The M777A2 Lightweight 155mm Howitzer pinpoints targets with an accuracy that helps Marines do a little less rolling of the dice when they fire.
The triple seven can fire the first-of-its-kind Raytheon XM982 Excalibur Global Positioning System-guided projectile, which gives the howitzer a range of up to 40 kilometers with an accuracy on target within 10 meters. It also has a digital fire-control system, making it more accurate even with standard projectiles.
“This is the lightest and most compact artillery weapon of its kind, designed to improve mobility, accuracy and sustainability,” Gunnery Sgt.
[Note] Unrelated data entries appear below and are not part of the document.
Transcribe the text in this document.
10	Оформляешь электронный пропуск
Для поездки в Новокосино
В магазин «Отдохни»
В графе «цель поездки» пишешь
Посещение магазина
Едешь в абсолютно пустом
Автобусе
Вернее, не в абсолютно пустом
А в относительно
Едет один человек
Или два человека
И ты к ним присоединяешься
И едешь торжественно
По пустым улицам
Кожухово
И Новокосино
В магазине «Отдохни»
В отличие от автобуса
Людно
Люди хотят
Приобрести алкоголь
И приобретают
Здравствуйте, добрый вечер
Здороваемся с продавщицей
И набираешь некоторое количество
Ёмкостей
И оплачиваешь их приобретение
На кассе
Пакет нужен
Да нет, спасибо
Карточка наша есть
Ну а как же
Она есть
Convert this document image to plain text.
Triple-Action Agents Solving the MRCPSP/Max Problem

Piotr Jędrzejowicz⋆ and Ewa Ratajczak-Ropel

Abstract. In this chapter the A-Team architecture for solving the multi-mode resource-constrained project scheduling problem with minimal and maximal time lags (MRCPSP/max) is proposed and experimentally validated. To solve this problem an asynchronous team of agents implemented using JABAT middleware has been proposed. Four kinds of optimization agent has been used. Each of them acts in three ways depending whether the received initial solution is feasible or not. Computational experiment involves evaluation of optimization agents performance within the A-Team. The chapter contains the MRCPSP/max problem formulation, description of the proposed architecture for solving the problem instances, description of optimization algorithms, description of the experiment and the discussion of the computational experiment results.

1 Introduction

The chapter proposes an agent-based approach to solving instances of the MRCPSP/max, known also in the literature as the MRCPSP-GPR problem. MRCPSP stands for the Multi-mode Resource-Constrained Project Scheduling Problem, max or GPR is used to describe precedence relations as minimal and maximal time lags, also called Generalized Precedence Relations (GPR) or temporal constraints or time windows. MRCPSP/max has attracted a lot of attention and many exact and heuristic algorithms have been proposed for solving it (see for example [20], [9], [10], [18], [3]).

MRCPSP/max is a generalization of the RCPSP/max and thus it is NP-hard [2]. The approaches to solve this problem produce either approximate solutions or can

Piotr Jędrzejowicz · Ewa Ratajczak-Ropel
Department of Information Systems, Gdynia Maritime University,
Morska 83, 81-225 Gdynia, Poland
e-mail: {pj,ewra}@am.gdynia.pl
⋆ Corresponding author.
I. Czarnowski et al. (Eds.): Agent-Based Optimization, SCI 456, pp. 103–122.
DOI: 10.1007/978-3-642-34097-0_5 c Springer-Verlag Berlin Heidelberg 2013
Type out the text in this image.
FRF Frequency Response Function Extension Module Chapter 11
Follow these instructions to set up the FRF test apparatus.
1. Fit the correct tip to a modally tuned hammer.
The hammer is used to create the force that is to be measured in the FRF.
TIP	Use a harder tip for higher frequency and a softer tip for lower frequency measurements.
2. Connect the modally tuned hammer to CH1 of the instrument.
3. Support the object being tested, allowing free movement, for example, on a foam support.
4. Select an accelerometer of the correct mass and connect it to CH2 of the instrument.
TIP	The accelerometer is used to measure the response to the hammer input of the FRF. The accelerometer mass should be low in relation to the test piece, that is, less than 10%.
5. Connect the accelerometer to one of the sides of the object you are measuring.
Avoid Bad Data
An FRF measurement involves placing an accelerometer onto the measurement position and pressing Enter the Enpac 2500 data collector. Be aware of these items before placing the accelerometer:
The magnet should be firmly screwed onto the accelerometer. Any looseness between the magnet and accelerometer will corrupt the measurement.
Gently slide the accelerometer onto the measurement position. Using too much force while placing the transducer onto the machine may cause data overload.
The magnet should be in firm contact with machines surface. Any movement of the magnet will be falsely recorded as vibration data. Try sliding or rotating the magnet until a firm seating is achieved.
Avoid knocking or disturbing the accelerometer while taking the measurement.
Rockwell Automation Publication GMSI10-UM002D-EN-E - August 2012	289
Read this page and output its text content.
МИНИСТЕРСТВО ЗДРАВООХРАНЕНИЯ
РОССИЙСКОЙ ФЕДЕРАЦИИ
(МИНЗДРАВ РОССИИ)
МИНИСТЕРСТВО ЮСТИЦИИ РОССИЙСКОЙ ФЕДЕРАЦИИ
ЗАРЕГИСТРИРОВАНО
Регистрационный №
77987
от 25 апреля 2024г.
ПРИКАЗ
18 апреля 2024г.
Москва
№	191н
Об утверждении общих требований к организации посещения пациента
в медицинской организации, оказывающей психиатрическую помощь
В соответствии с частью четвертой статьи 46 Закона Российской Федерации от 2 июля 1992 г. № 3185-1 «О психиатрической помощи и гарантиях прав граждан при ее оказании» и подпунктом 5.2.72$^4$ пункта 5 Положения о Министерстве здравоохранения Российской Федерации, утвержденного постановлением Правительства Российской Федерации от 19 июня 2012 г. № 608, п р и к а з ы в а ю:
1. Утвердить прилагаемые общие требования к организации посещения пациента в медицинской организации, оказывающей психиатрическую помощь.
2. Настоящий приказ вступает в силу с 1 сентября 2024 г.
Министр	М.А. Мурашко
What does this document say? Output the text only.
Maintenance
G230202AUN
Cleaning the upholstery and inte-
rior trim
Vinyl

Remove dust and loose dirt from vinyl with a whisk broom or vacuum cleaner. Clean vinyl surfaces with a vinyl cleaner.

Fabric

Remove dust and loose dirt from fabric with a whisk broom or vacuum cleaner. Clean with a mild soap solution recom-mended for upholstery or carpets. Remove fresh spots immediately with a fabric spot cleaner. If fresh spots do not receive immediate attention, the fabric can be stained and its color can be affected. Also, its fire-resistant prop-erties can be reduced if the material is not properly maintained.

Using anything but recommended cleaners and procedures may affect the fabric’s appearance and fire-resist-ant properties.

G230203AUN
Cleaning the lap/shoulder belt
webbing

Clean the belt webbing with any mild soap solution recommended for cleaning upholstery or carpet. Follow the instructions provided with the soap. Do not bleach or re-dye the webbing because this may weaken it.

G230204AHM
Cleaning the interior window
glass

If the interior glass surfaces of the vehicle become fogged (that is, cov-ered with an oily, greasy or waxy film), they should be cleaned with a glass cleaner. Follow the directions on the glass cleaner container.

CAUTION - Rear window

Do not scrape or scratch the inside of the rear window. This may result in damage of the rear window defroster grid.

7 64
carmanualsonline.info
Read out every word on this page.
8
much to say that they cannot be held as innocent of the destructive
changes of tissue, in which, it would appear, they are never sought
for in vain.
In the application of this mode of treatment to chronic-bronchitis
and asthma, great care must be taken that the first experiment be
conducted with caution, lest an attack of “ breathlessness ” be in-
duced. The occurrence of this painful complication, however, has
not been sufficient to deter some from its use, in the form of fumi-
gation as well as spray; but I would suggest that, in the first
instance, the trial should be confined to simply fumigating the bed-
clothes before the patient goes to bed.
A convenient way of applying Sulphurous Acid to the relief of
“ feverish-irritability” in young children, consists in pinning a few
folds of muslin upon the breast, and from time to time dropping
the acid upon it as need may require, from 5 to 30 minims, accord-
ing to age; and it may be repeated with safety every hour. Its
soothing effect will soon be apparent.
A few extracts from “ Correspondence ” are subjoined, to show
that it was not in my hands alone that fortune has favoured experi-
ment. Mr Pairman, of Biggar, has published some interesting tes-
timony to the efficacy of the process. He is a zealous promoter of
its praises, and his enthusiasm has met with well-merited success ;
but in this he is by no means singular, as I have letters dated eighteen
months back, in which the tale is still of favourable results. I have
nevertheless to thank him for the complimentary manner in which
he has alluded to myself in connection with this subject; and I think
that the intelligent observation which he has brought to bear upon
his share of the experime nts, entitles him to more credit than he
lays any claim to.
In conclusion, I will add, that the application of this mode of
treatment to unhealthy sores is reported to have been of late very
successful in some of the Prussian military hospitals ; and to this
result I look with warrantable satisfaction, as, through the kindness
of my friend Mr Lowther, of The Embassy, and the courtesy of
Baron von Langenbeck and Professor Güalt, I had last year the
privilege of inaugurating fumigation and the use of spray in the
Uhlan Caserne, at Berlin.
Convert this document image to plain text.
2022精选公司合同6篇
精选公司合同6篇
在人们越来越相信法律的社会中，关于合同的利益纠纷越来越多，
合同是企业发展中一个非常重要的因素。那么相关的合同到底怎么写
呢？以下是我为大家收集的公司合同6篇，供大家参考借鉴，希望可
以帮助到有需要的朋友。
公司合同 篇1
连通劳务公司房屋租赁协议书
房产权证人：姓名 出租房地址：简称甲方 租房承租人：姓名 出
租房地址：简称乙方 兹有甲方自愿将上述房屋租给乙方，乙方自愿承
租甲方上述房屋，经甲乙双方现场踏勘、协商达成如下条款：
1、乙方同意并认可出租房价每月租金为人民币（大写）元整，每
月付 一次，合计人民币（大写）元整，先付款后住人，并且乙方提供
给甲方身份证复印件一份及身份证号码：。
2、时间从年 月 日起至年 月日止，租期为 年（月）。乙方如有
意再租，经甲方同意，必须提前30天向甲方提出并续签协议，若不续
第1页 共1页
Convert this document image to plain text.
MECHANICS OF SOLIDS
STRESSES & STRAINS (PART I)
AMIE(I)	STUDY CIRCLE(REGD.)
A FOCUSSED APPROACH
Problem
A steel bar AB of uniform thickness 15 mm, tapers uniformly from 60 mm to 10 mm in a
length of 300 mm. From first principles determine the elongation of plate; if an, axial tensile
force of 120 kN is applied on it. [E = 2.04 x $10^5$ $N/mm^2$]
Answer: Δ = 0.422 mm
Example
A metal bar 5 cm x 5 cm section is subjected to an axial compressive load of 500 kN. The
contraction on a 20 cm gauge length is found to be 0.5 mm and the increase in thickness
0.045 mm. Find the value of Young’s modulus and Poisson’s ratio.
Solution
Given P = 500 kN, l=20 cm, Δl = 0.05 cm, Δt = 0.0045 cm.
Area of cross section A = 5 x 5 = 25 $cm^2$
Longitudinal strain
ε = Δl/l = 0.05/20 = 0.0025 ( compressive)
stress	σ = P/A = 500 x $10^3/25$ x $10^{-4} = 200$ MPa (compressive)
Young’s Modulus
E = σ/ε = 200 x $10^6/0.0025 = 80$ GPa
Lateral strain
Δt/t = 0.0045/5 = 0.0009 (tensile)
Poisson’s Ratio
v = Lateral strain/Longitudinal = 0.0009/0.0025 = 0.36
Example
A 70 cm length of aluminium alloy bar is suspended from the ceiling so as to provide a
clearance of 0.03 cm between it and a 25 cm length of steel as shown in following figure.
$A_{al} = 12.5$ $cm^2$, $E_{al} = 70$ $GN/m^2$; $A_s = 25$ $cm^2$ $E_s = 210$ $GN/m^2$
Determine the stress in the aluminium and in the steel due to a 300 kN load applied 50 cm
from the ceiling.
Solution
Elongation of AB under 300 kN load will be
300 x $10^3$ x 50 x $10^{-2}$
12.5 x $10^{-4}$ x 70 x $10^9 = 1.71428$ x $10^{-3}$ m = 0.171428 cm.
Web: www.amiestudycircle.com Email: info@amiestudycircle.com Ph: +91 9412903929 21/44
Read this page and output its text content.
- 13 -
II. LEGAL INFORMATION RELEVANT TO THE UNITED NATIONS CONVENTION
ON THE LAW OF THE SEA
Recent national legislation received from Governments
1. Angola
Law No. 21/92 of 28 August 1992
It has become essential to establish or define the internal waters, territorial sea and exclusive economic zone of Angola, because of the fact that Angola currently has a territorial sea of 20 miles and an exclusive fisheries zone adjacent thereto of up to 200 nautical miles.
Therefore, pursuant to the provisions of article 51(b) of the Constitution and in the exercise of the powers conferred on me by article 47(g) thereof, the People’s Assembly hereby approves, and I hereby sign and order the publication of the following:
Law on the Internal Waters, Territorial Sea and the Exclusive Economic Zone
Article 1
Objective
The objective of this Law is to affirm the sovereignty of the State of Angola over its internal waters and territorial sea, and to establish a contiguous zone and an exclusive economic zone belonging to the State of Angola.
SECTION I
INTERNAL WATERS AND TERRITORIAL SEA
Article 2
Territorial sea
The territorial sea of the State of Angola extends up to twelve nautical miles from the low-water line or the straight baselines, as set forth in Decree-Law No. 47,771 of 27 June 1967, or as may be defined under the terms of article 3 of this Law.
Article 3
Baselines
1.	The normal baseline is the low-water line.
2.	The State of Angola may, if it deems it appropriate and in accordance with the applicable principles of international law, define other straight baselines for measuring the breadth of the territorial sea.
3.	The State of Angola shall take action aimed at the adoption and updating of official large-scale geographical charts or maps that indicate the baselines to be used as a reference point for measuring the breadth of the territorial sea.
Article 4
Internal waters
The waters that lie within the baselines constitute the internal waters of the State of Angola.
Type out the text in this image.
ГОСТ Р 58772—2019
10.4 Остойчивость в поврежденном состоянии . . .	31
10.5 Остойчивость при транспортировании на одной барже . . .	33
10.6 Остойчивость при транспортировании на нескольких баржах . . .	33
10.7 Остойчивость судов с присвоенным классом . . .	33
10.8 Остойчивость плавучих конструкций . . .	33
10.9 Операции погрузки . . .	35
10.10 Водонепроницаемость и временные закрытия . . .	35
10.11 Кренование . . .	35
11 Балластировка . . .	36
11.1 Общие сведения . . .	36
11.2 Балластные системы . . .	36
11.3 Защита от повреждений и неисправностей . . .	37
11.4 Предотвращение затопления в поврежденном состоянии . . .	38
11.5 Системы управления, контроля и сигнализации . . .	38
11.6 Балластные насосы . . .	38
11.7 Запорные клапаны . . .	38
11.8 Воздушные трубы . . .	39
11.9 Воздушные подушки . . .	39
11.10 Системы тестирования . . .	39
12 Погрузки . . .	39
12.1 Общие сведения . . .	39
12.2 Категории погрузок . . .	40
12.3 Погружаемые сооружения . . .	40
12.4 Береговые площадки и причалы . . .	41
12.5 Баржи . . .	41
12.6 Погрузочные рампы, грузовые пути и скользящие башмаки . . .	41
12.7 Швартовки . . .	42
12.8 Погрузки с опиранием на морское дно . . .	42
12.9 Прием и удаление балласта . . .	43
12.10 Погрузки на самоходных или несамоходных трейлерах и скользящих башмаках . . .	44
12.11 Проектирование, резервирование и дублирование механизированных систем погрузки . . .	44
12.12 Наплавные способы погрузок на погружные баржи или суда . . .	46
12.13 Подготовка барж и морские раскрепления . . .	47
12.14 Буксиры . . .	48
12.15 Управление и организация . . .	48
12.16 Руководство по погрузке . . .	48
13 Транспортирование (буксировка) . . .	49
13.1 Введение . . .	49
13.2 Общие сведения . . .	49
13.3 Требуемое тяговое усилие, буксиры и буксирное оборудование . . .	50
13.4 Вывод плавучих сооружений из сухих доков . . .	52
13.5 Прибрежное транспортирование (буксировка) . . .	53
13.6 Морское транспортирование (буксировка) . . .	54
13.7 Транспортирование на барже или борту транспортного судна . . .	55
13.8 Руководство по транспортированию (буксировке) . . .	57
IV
Michael Hamby, Sierra Battery gunnery sergeant, wrote in an e-mail. “Currently, there is no equal to the M777A2 on the battlefield. Our young Marines have adjusted to the weapon system very easily and continue to contribute future tactics, techniques and procedures with the new capabilities this weapon system offers to both ground maneuver forces and combined-arms operations.”
The Camp Lejeune, N.C.-based battery, attached to Regimental Combat Team 6 since it deployed to Camp Fallujah earlier this fall, is among the first to use the howitzer in combat. Twentynine Palms, Calif.-based 3rd Battalion, 11th Marines, was the first artillery unit to employ the M777A2 in combat.
Hamby said the unit’s primary focus is counterbattery missions.
“We have fired illumination in support of Iraqi police, as well as a calibration shoot, to improve our accuracy of fires and an Excalibur shoot in order to both train with the new projectile and digital fire control, as well as show the amazing accuracy of this new precision-guided munition,” he wrote.
The weapon weighs about 6,000 pounds less than its predecessor, the 16,000-pound M198 howitzer, making it easier to move around the battlefield.
But Marines worried that the lighter weight would cause the howitzer to “pick up large amounts of displacement when shot with high charges,” Cpl. Adam Hill, a section chief with Sierra Battery, wrote in an e-mail.
Those worries proved unfounded.
“Since the M777A2 has been in use in Iraq, it has greatly exceeded the Marines’ expectations,” Hill said.
At least two guns are manned 24 hours a day, seven days a week, Capt. Kevin Lollmann, the battery commanding officer, wrote in an e-mail.
But with fewer insurgent attacks in the area, fire missions aren’t as frequent these days, Hamby said.